Leading run-scorer: Alex Hales (543, Sydney Thunder)
Leading wicket-taker: Jhye Richardson (29, Perth Scorchers)
After multiple delays and schedule changes, the domestic 50-over competition was played from late January to late March with each team having eight matches. The standout feature was the volume of centuries churned out, and often by those not in the Australia set-up. The backend of the tournament was played without the international names who were in New Zealand and Victoria, who qualified with ease, suffered especially hard. In the final, they were overpowered by Queensland, led by Georgia Redmayne’s hundred, as they won the title for the first time.
Leading run-scorer: Elyse Villani (611, Victoria)
Leading wicket-taker: Molly Strano (14, Victoria)
For a while, it appeared this competition could fall by the wayside but a reduced version was completed as the domestic season stretched well into April. A number of teams used it as a chance to blood younger players amid heavy workloads but the final at Bankstown was full of international stars (even with some absent at the IPL). However, the decisive innings came from Jack Edwards, one of New South Wales’ up-and-coming names, as they overpowered a hefty Western Australia batting line-up.
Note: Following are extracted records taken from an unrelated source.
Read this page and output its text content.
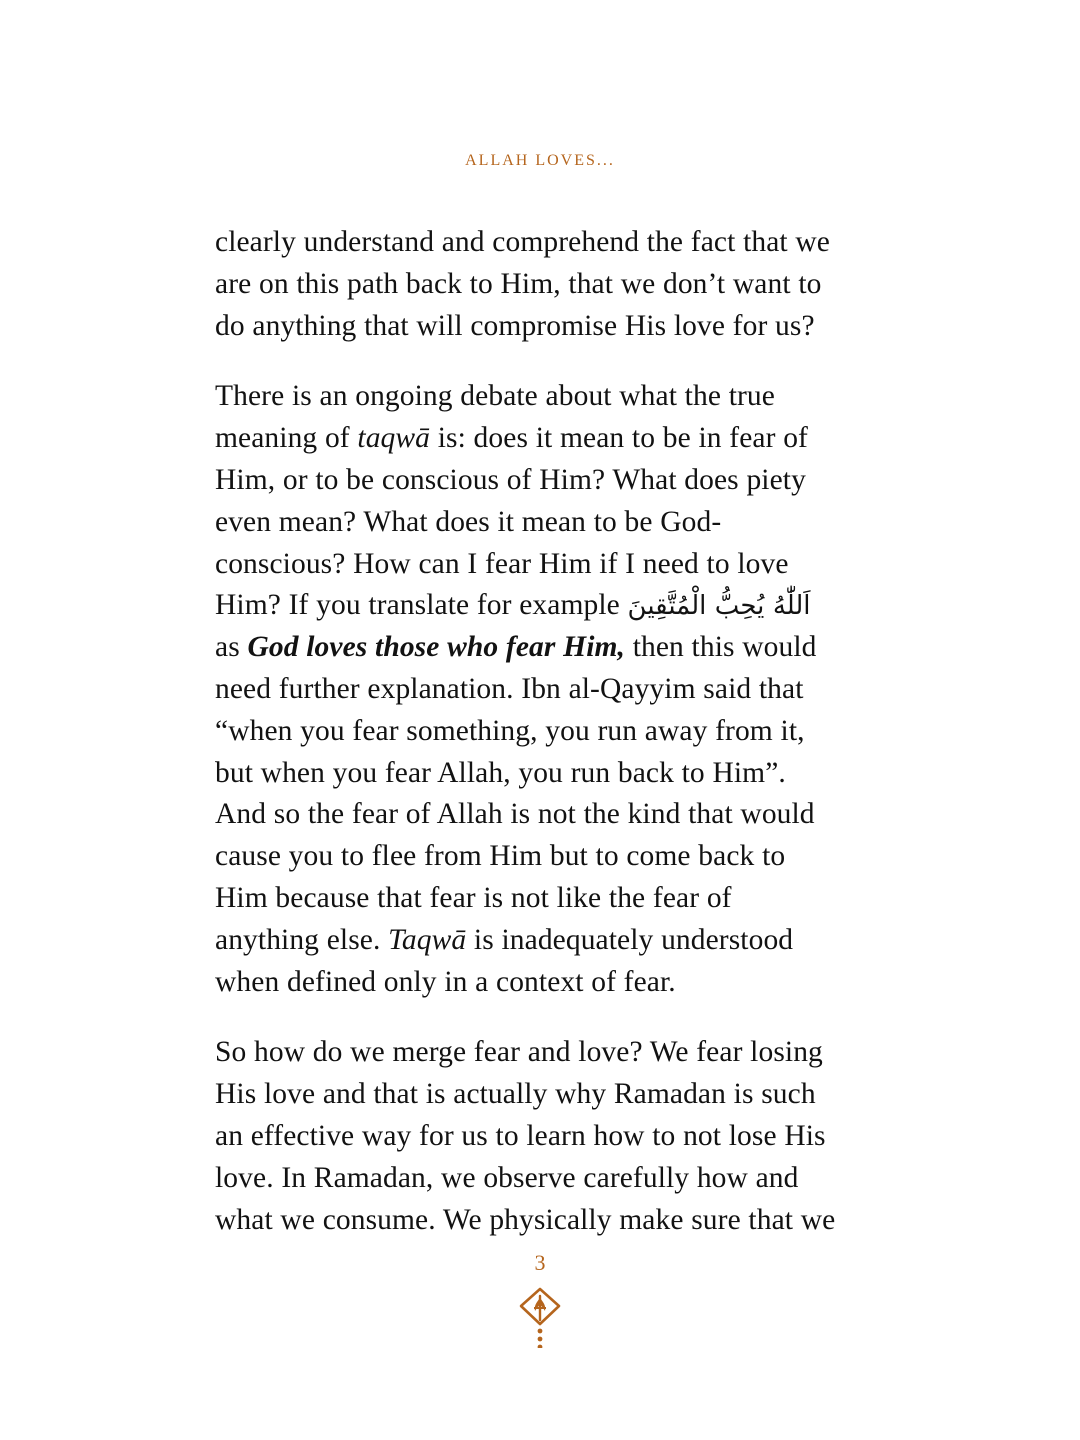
ALLAH LOVES...

clearly understand and comprehend the fact that we are on this path back to Him, that we don’t want to do anything that will compromise His love for us?

There is an ongoing debate about what the true meaning of taqwā is: does it mean to be in fear of Him, or to be conscious of Him? What does piety even mean? What does it mean to be God-conscious? How can I fear Him if I need to love Him? If you translate for example اَللّٰهُ يُحِبُّ الْمُتَّقِينَ as God loves those who fear Him, then this would need further explanation. Ibn al-Qayyim said that “when you fear something, you run away from it, but when you fear Allah, you run back to Him”. And so the fear of Allah is not the kind that would cause you to flee from Him but to come back to Him because that fear is not like the fear of anything else. Taqwā is inadequately understood when defined only in a context of fear.

So how do we merge fear and love? We fear losing His love and that is actually why Ramadan is such an effective way for us to learn how to not lose His love. In Ramadan, we observe carefully how and what we consume. We physically make sure that we

3
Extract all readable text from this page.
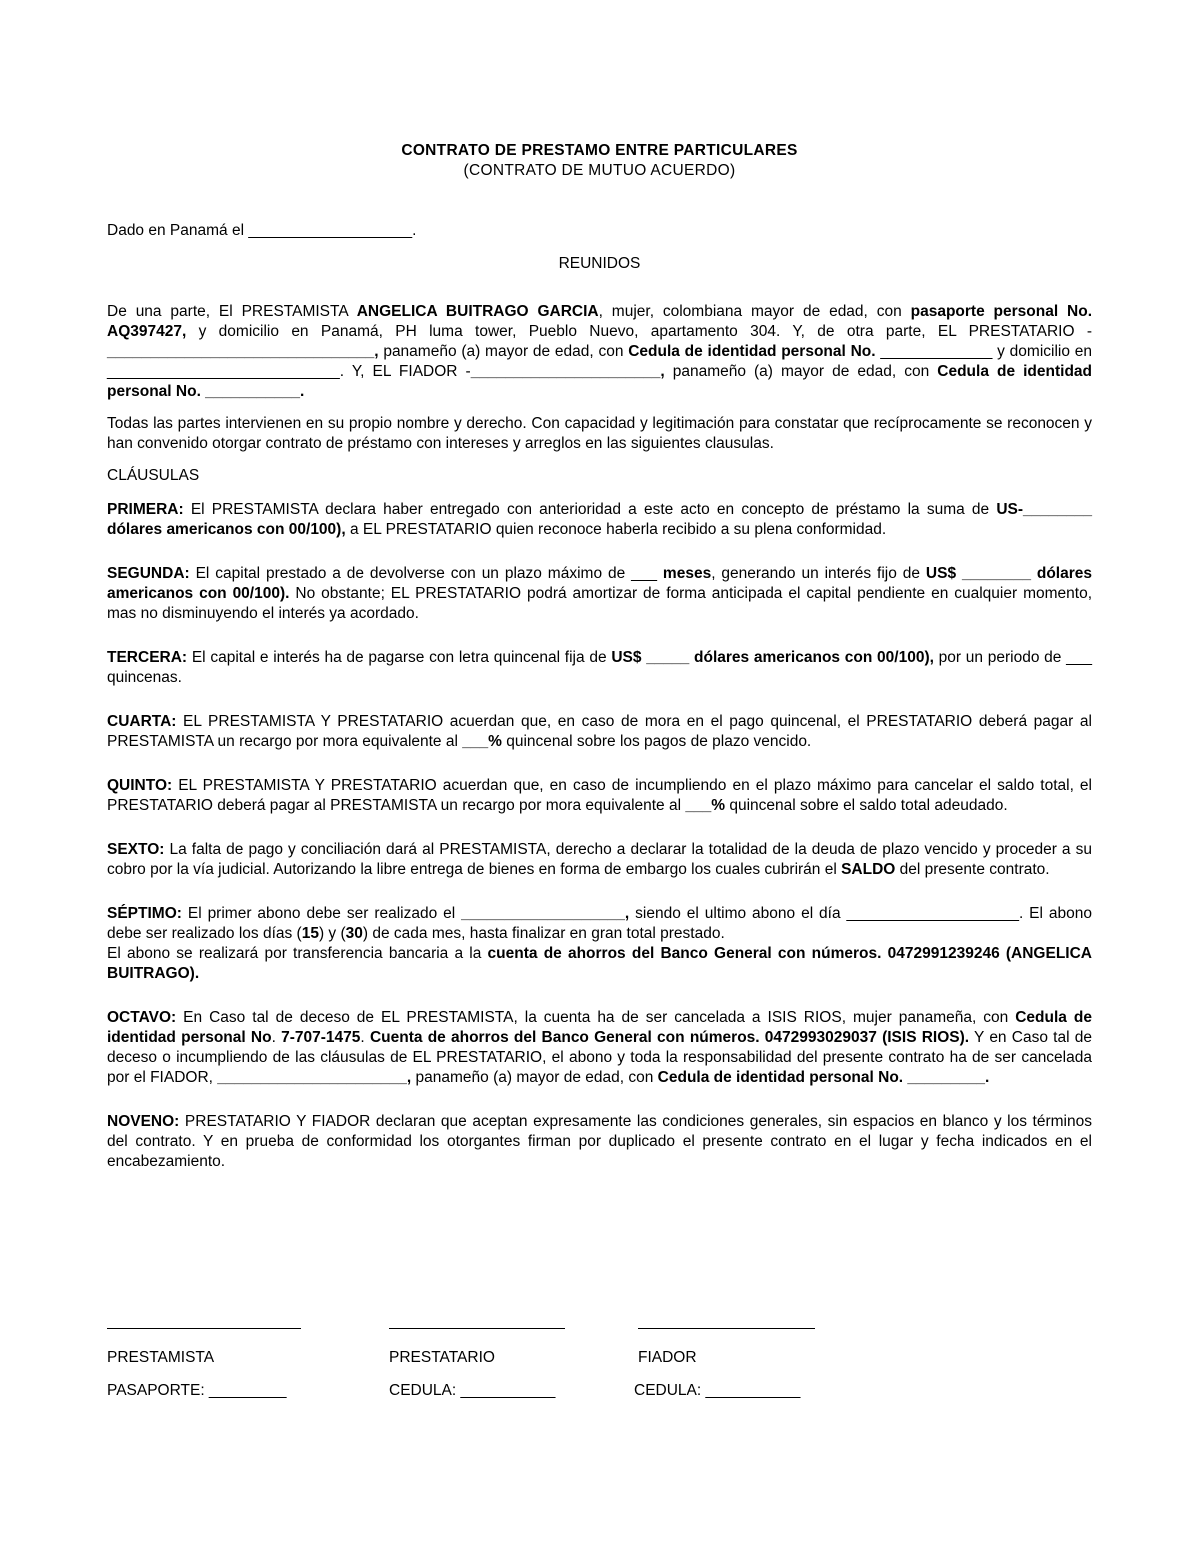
CONTRATO DE PRESTAMO ENTRE PARTICULARES

(CONTRATO DE MUTUO ACUERDO)

Dado en Panamá el ___________________.

REUNIDOS

De una parte, El PRESTAMISTA ANGELICA BUITRAGO GARCIA, mujer, colombiana mayor de edad, con pasaporte personal No. AQ397427, y domicilio en Panamá, PH luma tower, Pueblo Nuevo, apartamento 304. Y, de otra parte, EL PRESTATARIO - _______________________________, panameño (a) mayor de edad, con Cedula de identidad personal No. _____________ y domicilio en ___________________________. Y, EL FIADOR -______________________, panameño (a) mayor de edad, con Cedula de identidad personal No. ___________.

Todas las partes intervienen en su propio nombre y derecho. Con capacidad y legitimación para constatar que recíprocamente se reconocen y han convenido otorgar contrato de préstamo con intereses y arreglos en las siguientes clausulas.

CLÁUSULAS

PRIMERA: El PRESTAMISTA declara haber entregado con anterioridad a este acto en concepto de préstamo la suma de US-________ dólares americanos con 00/100), a EL PRESTATARIO quien reconoce haberla recibido a su plena conformidad.

SEGUNDA: El capital prestado a de devolverse con un plazo máximo de ___ meses, generando un interés fijo de US$ ________ dólares americanos con 00/100). No obstante; EL PRESTATARIO podrá amortizar de forma anticipada el capital pendiente en cualquier momento, mas no disminuyendo el interés ya acordado.

TERCERA: El capital e interés ha de pagarse con letra quincenal fija de US$ _____ dólares americanos con 00/100), por un periodo de ___ quincenas.

CUARTA: EL PRESTAMISTA Y PRESTATARIO acuerdan que, en caso de mora en el pago quincenal, el PRESTATARIO deberá pagar al PRESTAMISTA un recargo por mora equivalente al ___% quincenal sobre los pagos de plazo vencido.

QUINTO: EL PRESTAMISTA Y PRESTATARIO acuerdan que, en caso de incumpliendo en el plazo máximo para cancelar el saldo total, el PRESTATARIO deberá pagar al PRESTAMISTA un recargo por mora equivalente al ___% quincenal sobre el saldo total adeudado.

SEXTO: La falta de pago y conciliación dará al PRESTAMISTA, derecho a declarar la totalidad de la deuda de plazo vencido y proceder a su cobro por la vía judicial. Autorizando la libre entrega de bienes en forma de embargo los cuales cubrirán el SALDO del presente contrato.

SÉPTIMO: El primer abono debe ser realizado el ___________________, siendo el ultimo abono el día ____________________. El abono debe ser realizado los días (15) y (30) de cada mes, hasta finalizar en gran total prestado.

El abono se realizará por transferencia bancaria a la cuenta de ahorros del Banco General con números. 0472991239246 (ANGELICA BUITRAGO).

OCTAVO: En Caso tal de deceso de EL PRESTAMISTA, la cuenta ha de ser cancelada a ISIS RIOS, mujer panameña, con Cedula de identidad personal No. 7-707-1475. Cuenta de ahorros del Banco General con números. 0472993029037 (ISIS RIOS). Y en Caso tal de deceso o incumpliendo de las cláusulas de EL PRESTATARIO, el abono y toda la responsabilidad del presente contrato ha de ser cancelada por el FIADOR, ______________________, panameño (a) mayor de edad, con Cedula de identidad personal No. _________.

NOVENO: PRESTATARIO Y FIADOR declaran que aceptan expresamente las condiciones generales, sin espacios en blanco y los términos del contrato. Y en prueba de conformidad los otorgantes firman por duplicado el presente contrato en el lugar y fecha indicados en el encabezamiento.

PRESTAMISTA
PASAPORTE: _________
PRESTATARIO
CEDULA: ___________
FIADOR
CEDULA: ___________
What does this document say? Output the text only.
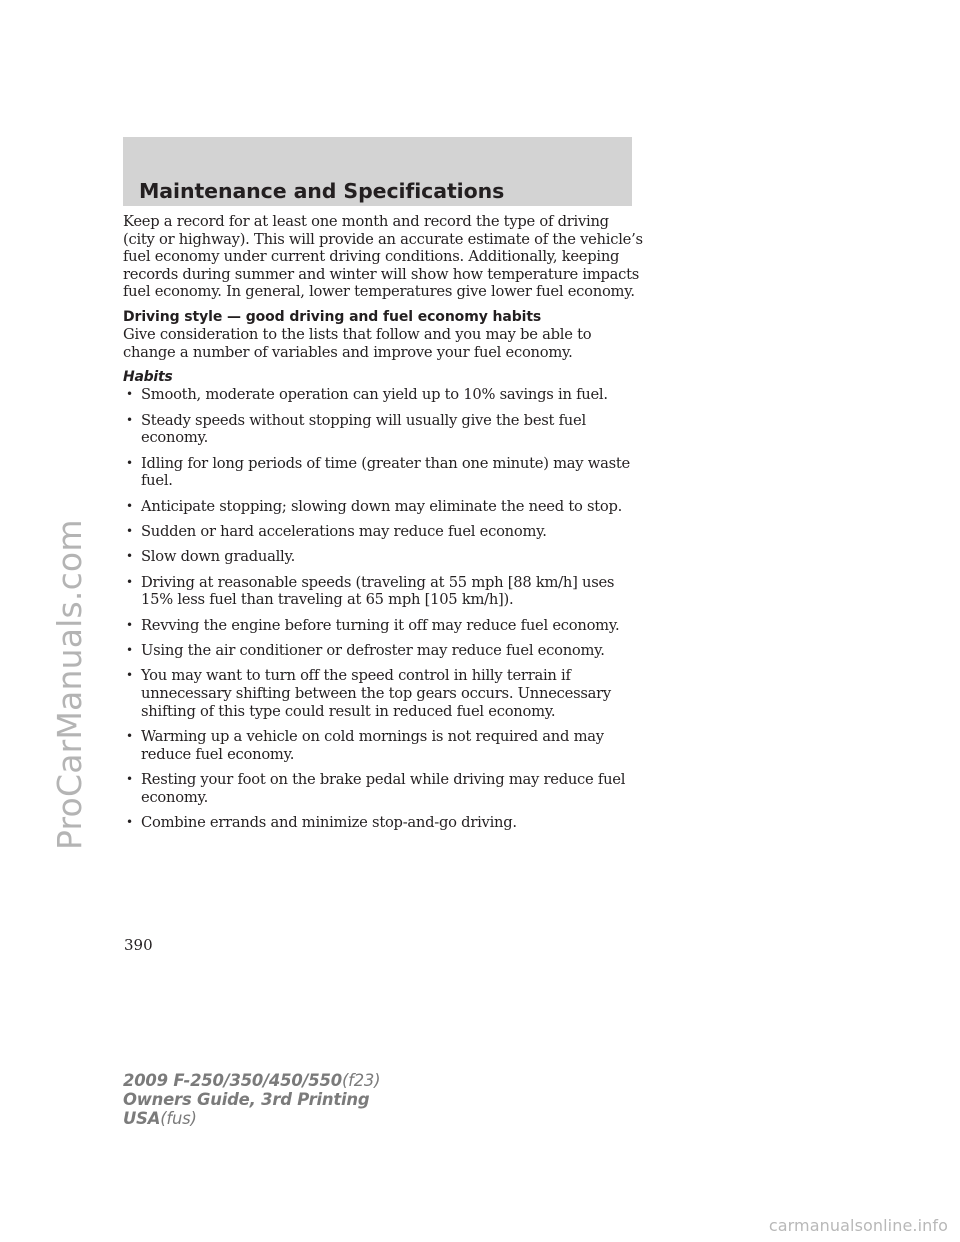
ProCarManuals.com
Maintenance and Specifications

Keep a record for at least one month and record the type of driving (city or highway). This will provide an accurate estimate of the vehicle’s fuel economy under current driving conditions. Additionally, keeping records during summer and winter will show how temperature impacts fuel economy. In general, lower temperatures give lower fuel economy.

Driving style — good driving and fuel economy habits

Give consideration to the lists that follow and you may be able to change a number of variables and improve your fuel economy.

Habits

• Smooth, moderate operation can yield up to 10% savings in fuel.
• Steady speeds without stopping will usually give the best fuel economy.
• Idling for long periods of time (greater than one minute) may waste fuel.
• Anticipate stopping; slowing down may eliminate the need to stop.
• Sudden or hard accelerations may reduce fuel economy.
• Slow down gradually.
• Driving at reasonable speeds (traveling at 55 mph [88 km/h] uses 15% less fuel than traveling at 65 mph [105 km/h]).
• Revving the engine before turning it off may reduce fuel economy.
• Using the air conditioner or defroster may reduce fuel economy.
• You may want to turn off the speed control in hilly terrain if unnecessary shifting between the top gears occurs. Unnecessary shifting of this type could result in reduced fuel economy.
• Warming up a vehicle on cold mornings is not required and may reduce fuel economy.
• Resting your foot on the brake pedal while driving may reduce fuel economy.
• Combine errands and minimize stop-and-go driving.
390
2009 F-250/350/450/550(f23)
Owners Guide, 3rd Printing
USA(fus)
carmanualsonline.info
Leading run-scorer: Peter Handscomb (299, Victoria)
Leading wicket-taker: Joel Paris (Western Australia), Sean Abbott (New South Wales), Matt Kuhnemann (Queensland), Jackson Bird (Tasmania) – all with 10 wickets
It started in an Adelaide-based hub in October when border closures were still a major factor in Australia and concluded in front of 10,000 fans across four days at Allan Border Field in mid-April as Queensland secured the Shield for the ninth time. The postponement of the South Africa Test series meant the international players appeared much more than might have been the case which produced some high-quality cricket even if the pitches tended to be on the docile side. There was a lot of toil for the quicks but spinners had their chance to shine – with three in the top five wicket-takers – while batters often enjoyed themselves, with feats such as Will Pucovski’s back-to-back double hundreds and Cameron Green’s career-best 251.